Gophers’ Marvin quits hockey team

Tim Nichols

A long and tumultuous Gophers career came to a close Monday as Minnesota men’s hockey goaltender Willy Marvin decided to leave the team.
Marvin’s announcement came on the heels of comments he made in the Nov. 18 edition of the Daily. The junior from Warroad, Minn., was reportedly upset about a lack of playing time and what he perceived as unfair treatment from the coaching staff.
“I just felt it was time to move on with my life and concentrate on things other than hockey,” said Marvin. “I wasn’t playing as much as I would have liked, and I wish I could have contributed to this team more on the ice.”
It seemed like a matter of time before this situation came to a head. But coach Doug Woog said, he knew Marvin’s departure could come at any time.
“It was a possibility, we knew [that] long term,” Woog said. “Playing in four games over three years probably helped his decision.”
After Marvin turned down an offer from Colorado College, he came to the team as a walk-on from Warroad in the 1995-96 season and was red-shirted. Warroad is a hockey-crazy Minnesota-Canada border town of about 1,800 people, with the words “Hockeytown U.S.A.” painted on the water tower.
He led Warroad High School to the Class A state championship in 1994, and then to the semifinals in 1995. Marvin once held opponents scoreless for 271 consecutive minutes and had five straight shutouts for the Warriors.
With the Gophers, Marvin was known as the team jokester and locker-room clown. He was very popular with his teammates and the coaching staff, many of whom will miss his presence.
“Our players will be fine, Willy’s friends will always be there,” Woog said. “It’s still hard, though. He’s a friend that isn’t going to be here anymore.”
Marvin will stay at the University and continue his education.
“My experience at the University of Minnesota and with the hockey program has been positive, but I feel the need to pursue other avenues and concentrate on school at this time.”
Marvin ended his Minnesota hockey career appearing in 11 games, starting in four and posting a 2-1-1 record over his three-year tenure with the Gophers.

Thriving in hockey wasteland
The fourth line is regarded as a kind of hockey purgatory for players.
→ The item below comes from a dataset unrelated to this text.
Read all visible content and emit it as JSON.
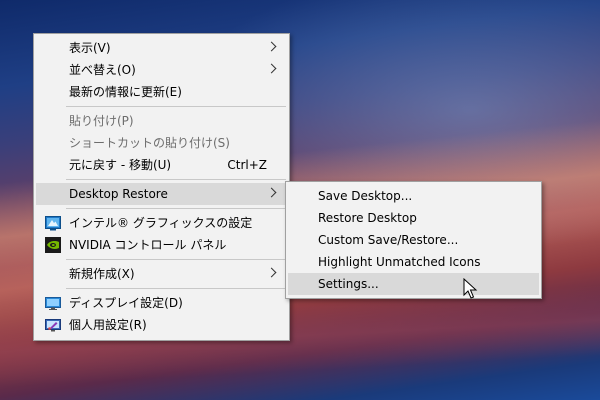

It’s where players who are dubbed goons, projects and lesser-skilled are sent.
When Woog was asked to describe the fourth line, he responded jokingly, “Big, slow and ugly.”
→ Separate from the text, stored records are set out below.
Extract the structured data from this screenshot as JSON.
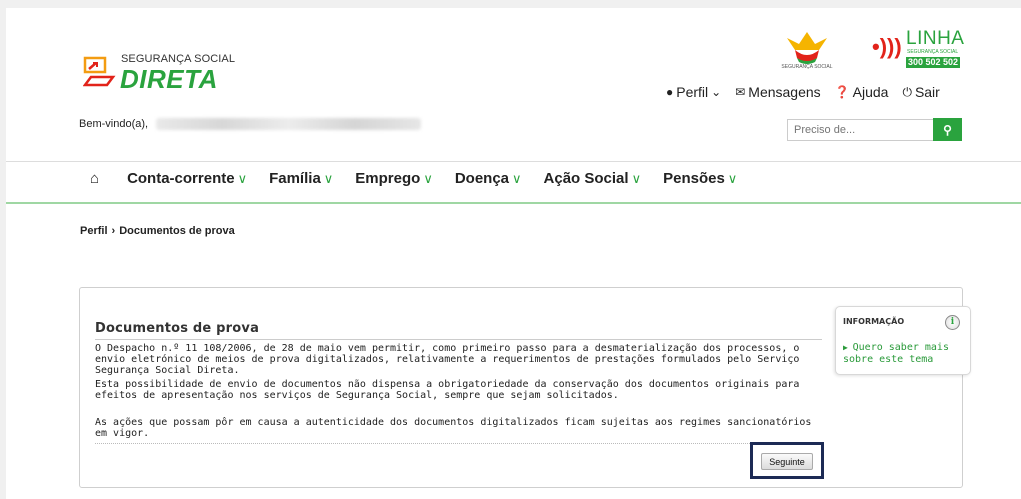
{
  "header": {
    "logo_small": "SEGURANÇA SOCIAL",
    "logo_big": "DIRETA",
    "ss_logo_text": "SEGURANÇA SOCIAL",
    "linha": {
      "title": "LINHA",
      "subtitle": "SEGURANÇA SOCIAL",
      "number": "300 502 502"
    },
    "nav": {
      "perfil": "Perfil",
      "mensagens": "Mensagens",
      "ajuda": "Ajuda",
      "sair": "Sair"
    },
    "welcome": "Bem-vindo(a),",
    "search": {
      "placeholder": "Preciso de..."
    }
  },
  "menu": {
    "items": [
      "Conta-corrente",
      "Família",
      "Emprego",
      "Doença",
      "Ação Social",
      "Pensões"
    ]
  },
  "breadcrumb": {
    "root": "Perfil",
    "separator": "›",
    "current": "Documentos de prova"
  },
  "content": {
    "title": "Documentos de prova",
    "p1": "O Despacho n.º 11 108/2006, de 28 de maio vem permitir, como primeiro passo para a desmaterialização  dos processos, o envio eletrónico de meios de prova digitalizados, relativamente a requerimentos de prestações formulados pelo Serviço Segurança Social Direta.",
    "p2": "Esta possibilidade de envio de documentos não dispensa a obrigatoriedade da conservação dos documentos originais para efeitos de apresentação nos serviços de Segurança Social, sempre que sejam solicitados.",
    "p3": "As ações que possam pôr em causa a autenticidade dos documentos digitalizados ficam sujeitas aos regimes sancionatórios em vigor.",
    "next_button": "Seguinte"
  },
  "info": {
    "title": "INFORMAÇÃO",
    "icon_letter": "i",
    "link": "Quero saber mais sobre este tema"
  },
  "colors": {
    "brand_green": "#2aa33e",
    "highlight_frame": "#1c2a55"
  }
}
But the fourth liners of Doug Meyer, Matt Leimbek and Stuart Senden for Minnesota are thriving in their role, breaking the “checking line” stereotypes and playing more consistently than any line on the team.
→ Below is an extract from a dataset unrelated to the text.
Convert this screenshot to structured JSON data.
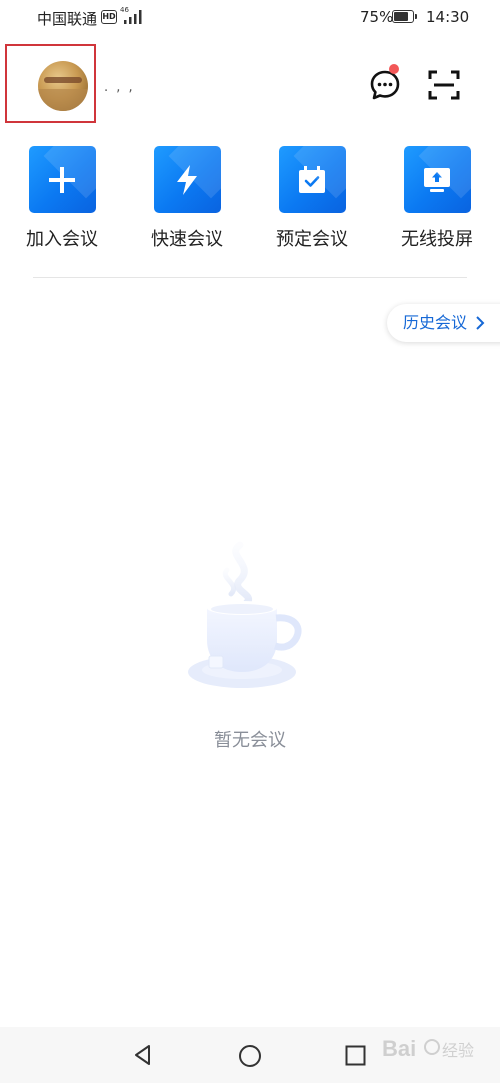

“Right now it’s definitely my role (being a fourth liner),” said Meyer, a freshman. “We’ve been doing a pretty good job and playing our roles like coach Woog wants us to.”
Against Alaska-Anchorage, Meyer played his role to near-perfection as he assisted a goal Friday and scored the first of his career on Saturday.
Leimbek, a sophomore, centers the line. The Rochester native is no stranger to grinding it out on the checking line — it’s where he was last year for the Gophers.
“On the fourth line you just try to do the little things,” Leimbek said. “Try to play a little bit of offense, don’t get scored on. As a rule, we come to play and work hard every night.”

Slapshots
ù Minnesota has not been shut out in its last 146 games. The last time the Gophers were shut out was Jan. 14 in Alaska-Anchorage, losing 1-0.
ù Minnesota is currently fourth in the WCHA in the powerplay and fifth in the penalty kill.
ù The first period is always critical for success, but especially for the Gophers. They are 1-16-1 the last two seasons when trailing after the first period.